First off, your "question" is explicitly a call for discussion. It will therefore be closed, because a call for discussion is not a question. StackOverflow is not a discussion site; there are any number of forums you can use to have a discussion. This is a good place to ask a question.

To clarify the situation: what is happening here is:

  • overload resolution is determining that the call a.To() has an applicable candidate in the form of the static method.
  • the fact that the method is static but the receiver is an instance does not make the candidate inapplicable. Rather, it makes it an error for overload resolution to choose it as the best applicable candidate.
  • Extension methods are not checked at all unless there was no applicable candidate. There was an applicable candidate, albeit an illegal one, so extension methods are not checked.
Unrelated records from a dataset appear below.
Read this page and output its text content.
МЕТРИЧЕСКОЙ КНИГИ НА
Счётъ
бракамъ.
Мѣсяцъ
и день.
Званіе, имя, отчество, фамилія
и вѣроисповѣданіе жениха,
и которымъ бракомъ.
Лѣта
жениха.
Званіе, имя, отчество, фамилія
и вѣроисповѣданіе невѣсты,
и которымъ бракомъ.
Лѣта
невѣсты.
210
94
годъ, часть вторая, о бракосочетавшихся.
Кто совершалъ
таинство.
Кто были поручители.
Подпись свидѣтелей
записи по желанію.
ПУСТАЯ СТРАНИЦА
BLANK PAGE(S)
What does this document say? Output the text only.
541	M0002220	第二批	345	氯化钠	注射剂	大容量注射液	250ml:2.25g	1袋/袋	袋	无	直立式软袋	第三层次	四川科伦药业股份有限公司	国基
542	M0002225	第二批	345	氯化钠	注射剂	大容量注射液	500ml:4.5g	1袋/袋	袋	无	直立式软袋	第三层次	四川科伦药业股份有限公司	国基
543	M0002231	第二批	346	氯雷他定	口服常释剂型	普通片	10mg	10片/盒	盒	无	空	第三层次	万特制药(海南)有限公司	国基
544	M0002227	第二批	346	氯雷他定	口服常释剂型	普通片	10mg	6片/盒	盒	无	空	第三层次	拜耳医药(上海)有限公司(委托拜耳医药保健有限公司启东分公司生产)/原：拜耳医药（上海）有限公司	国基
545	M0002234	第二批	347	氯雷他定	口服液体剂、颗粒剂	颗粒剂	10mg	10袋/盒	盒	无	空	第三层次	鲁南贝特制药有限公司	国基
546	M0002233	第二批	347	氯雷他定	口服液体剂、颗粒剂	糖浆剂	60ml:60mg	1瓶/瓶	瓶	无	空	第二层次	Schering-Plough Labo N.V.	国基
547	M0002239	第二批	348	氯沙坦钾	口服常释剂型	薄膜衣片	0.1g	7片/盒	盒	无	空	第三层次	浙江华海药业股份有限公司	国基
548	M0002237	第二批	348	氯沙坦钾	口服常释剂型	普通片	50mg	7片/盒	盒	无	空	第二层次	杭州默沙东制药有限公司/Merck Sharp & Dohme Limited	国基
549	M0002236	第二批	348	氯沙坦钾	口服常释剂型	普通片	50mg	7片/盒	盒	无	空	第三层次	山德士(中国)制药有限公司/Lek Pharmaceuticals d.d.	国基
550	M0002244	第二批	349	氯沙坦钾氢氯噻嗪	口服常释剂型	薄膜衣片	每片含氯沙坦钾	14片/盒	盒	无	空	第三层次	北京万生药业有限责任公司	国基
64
I agree that this is a bit weird, but the analysis is both correct and desirable. The language designers must decide what is more likely: that the caller intended to call the static method but mis-typed "a" for "A", or that the caller intended to call some completely different method that might extend some type compatible with "a". The safer assumption is the former, and therefore we give an error.

I understand that some people might find this analysis somewhat weird. It is somewhat weird, but it does make sense. If you think these rules are arcane and confusing, you're right; this is what happens when you bolt on new rules to an existing algorithm over a period of more than a decade.

Overload resolution in C# was originally designed to handle a very simple language; "params" was the most complicated part of overload resolution. it now must handle generics, type inference, extension methods, dynamic, and named and optional arguments. All those changes have severely stressed the overload resolution algorithm because every time a new feature is added we must ensure that the old features continue to work just the same.

Regarding your specific situation: if it hurts when you do that then do not do that. It is a very bad idea to make static, instance and extension methods that have the same name. They are unlikely to do the same thing, so do not make them have the same name.

the compiler even does not supply the exact programmer's mistake description or a hint.

Nonsense. The compiler tells you exactly what is wrong: overload resolution chose a static method, and you called it with an instance as the receiver. That's the error in the program, and that's the error that is reported.